Modern agriculture, starting with the green revolution with it use of chemicals, and fossil fuel energy, has only expedited to exponentially increase the rate of soil destruction.
Case in point; Within the space of about 15 years the area in South America where I grew up was turned from predominately jungle to mostly modern chemical agriculture. And now with the depletion of their soils they are having all kinds of pest issues which require them to use ever increasing amounts of chemical pesticides. Last time I visited the area I asked a farmer, On average How often does a field need to be sprayed and He figures that they are putting on more than 12 applications per year on any given field.

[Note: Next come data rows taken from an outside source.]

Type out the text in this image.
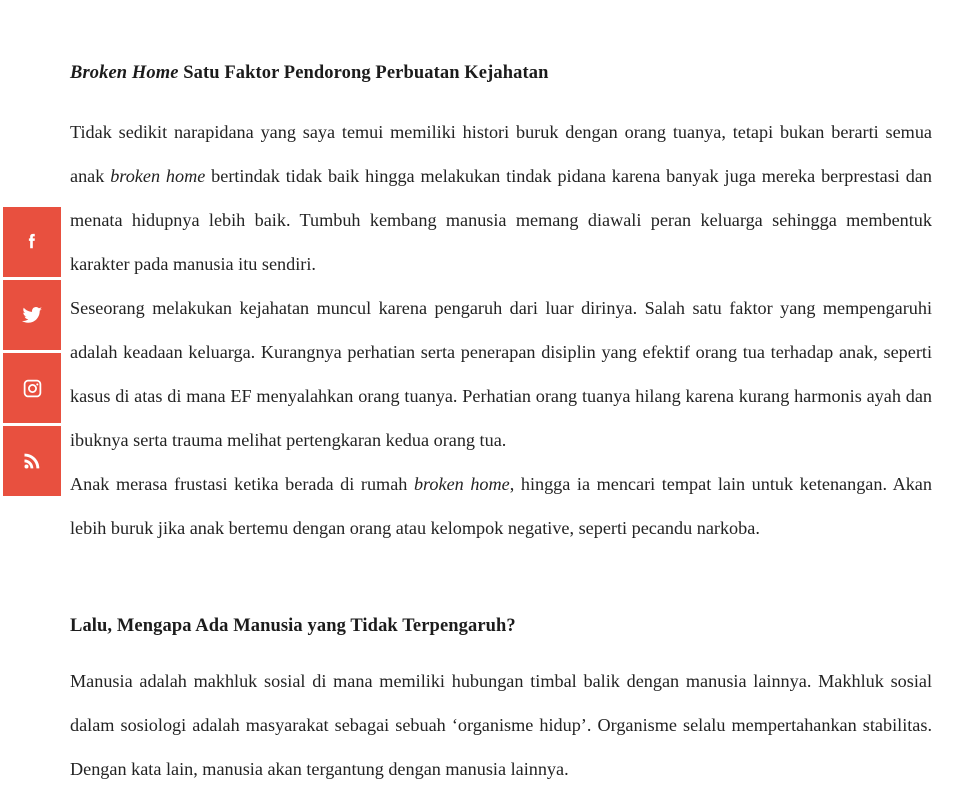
Broken Home Satu Faktor Pendorong Perbuatan Kejahatan

Tidak sedikit narapidana yang saya temui memiliki histori buruk dengan orang tuanya, tetapi bukan berarti semua anak broken home bertindak tidak baik hingga melakukan tindak pidana karena banyak juga mereka berprestasi dan menata hidupnya lebih baik. Tumbuh kembang manusia memang diawali peran keluarga sehingga membentuk karakter pada manusia itu sendiri.

Seseorang melakukan kejahatan muncul karena pengaruh dari luar dirinya. Salah satu faktor yang mempengaruhi adalah keadaan keluarga. Kurangnya perhatian serta penerapan disiplin yang efektif orang tua terhadap anak, seperti kasus di atas di mana EF menyalahkan orang tuanya. Perhatian orang tuanya hilang karena kurang harmonis ayah dan ibuknya serta trauma melihat pertengkaran kedua orang tua.

Anak merasa frustasi ketika berada di rumah broken home, hingga ia mencari tempat lain untuk ketenangan. Akan lebih buruk jika anak bertemu dengan orang atau kelompok negative, seperti pecandu narkoba.

Lalu, Mengapa Ada Manusia yang Tidak Terpengaruh?

Manusia adalah makhluk sosial di mana memiliki hubungan timbal balik dengan manusia lainnya. Makhluk sosial dalam sosiologi adalah masyarakat sebagai sebuah ‘organisme hidup’. Organisme selalu mempertahankan stabilitas. Dengan kata lain, manusia akan tergantung dengan manusia lainnya.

farmlad on Tue, 21st Apr 2015 8:27 am
Yes Davy I get on here a lot to learn about the oil situation but when it comes to farming sometimes I can’t keep quiet. even though I realize my writing skill are more like 7th grade level. Best wishes to you and yours.
Davy on Tue, 21st Apr 2015 10:19 am
Farm, glad to have you here. Farming is the most critical of our collapse mitigation and adjustment activities we need your input.

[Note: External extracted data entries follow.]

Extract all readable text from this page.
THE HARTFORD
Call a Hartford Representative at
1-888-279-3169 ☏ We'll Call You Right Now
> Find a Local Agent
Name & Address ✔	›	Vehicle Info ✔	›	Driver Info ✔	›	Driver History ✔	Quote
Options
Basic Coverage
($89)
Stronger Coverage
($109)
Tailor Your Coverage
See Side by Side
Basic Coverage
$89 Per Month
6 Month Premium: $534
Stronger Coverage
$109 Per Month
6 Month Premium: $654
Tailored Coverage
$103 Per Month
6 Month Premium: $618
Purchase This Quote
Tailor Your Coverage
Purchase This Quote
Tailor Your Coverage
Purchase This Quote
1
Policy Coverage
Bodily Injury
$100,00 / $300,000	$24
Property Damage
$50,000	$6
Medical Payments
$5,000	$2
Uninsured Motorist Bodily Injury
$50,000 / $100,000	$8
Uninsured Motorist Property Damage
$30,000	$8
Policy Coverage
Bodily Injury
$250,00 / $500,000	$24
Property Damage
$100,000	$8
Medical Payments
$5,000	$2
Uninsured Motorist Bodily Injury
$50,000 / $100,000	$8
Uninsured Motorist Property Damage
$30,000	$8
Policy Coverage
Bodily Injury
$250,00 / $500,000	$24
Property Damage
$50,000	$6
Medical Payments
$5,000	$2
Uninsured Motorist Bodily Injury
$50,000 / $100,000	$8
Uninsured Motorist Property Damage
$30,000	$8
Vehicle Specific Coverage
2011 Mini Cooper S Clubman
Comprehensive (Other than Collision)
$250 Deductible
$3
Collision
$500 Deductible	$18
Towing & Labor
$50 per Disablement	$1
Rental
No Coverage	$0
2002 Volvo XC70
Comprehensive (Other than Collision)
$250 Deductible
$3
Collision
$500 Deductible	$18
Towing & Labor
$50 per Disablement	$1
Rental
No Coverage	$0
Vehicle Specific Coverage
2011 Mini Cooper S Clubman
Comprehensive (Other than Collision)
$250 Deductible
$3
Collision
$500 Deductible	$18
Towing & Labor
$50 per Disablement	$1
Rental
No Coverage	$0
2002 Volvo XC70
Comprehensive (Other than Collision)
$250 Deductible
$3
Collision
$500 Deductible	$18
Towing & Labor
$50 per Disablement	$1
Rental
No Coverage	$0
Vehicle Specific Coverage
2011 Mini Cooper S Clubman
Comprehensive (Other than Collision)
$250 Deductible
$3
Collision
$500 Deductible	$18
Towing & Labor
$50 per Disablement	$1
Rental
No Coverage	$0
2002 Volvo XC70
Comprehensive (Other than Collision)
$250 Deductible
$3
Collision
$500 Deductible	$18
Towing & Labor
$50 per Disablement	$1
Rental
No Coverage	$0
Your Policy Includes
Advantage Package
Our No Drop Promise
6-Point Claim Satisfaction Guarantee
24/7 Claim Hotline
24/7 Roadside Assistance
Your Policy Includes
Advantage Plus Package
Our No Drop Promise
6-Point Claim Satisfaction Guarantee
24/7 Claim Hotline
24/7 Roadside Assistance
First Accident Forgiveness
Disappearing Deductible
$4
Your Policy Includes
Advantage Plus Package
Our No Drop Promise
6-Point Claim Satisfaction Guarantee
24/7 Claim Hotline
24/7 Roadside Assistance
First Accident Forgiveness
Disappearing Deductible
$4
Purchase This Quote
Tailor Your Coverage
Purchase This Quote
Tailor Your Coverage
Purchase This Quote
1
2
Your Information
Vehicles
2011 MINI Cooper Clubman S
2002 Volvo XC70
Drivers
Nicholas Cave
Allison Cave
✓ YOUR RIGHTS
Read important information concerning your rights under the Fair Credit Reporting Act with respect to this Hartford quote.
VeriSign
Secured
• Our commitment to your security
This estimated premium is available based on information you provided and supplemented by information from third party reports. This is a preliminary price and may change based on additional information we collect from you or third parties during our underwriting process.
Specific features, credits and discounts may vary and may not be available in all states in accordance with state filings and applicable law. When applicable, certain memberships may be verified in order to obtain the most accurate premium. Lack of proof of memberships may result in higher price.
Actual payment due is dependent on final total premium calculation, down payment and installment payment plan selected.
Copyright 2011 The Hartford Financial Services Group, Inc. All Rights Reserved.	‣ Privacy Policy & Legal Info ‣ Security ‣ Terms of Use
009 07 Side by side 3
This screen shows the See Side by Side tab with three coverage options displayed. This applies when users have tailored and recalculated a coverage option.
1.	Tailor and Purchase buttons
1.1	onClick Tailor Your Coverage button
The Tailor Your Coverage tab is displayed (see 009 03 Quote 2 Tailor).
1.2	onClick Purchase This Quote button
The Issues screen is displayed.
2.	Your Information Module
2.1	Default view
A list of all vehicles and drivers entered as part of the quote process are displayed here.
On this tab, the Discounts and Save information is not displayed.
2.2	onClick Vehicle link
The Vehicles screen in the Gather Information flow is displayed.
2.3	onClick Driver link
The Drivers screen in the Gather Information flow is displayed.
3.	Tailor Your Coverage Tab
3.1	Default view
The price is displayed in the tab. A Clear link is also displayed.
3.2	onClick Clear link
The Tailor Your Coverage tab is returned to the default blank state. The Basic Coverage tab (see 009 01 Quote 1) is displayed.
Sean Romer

dohboi on Tue, 21st Apr 2015 11:12 am
In any case, grass fed cannot supply the world with meat, certainly not at anything like the level of meat eating of the average American. Not enough grassland in the world for that.
Most people have to be mostly vegetarian/vegan most of the time, just as has always been the case through all of history before about 50 years ago.
Davy on Tue, 21st Apr 2015 11:54 am
Doh, true, but there is considerable land not suitable for row crop production. IMA veggies can only supply a portion of our dietary needs. IMA veggies cannot be grown at the level needed to feed the world. Grains are required for that.
Makati1 on Tue, 21st Apr 2015 8:15 pm
There are ~1 billion cattle on the planet at any one time. The grains that feed them would feed about 3 billion more humans. Do the math.
Davy on Tue, 21st Apr 2015 8:54 pm
Makster, it don’t work like that as much as you would like to believe it would so it could save your Asia. It takes economics to produce and deliver food. There is more to it than saying no more grain feed animals and all that grain is to be eaten by humans. That is simplistic thinking that serves no purpose.
3BIL people are almost another Asia. How crazy is that Makster believing we can have another Asia on our already crowded planet?
Makati1 on Tue, 21st Apr 2015 10:56 pm
Easy, Davy, the ships carrying plastic junk to America can easily carry grain to the world. All it takes is for the Us to totally collapse so there is peace again. The rest of the world can manage OK without America. Not the other way around.
Davy on Wed, 22nd Apr 2015 7:32 am
Makster, you are talking agenda not math and science. If the US collapses your Asia will come apart in food and liquid fuel crisis. You fail to see the US is a significant exporter of the foundational commodities of grains to the global economy. You fail to see a functional BAU requires US participation. Without a functional BAU Asia cannot import all those vitals to support your population overshoot.
Why would we ship grain to the world if we are struggling to feed ourselves? We surely will not want your cheap Asian junk. You Asians can’t eat plastic and you will have little to do but eat each other when you can’t export your plastic junk. Master your anti-American agenda makes you look ridiculous trying to justify an Asia in gross overshoot to carrying capacity.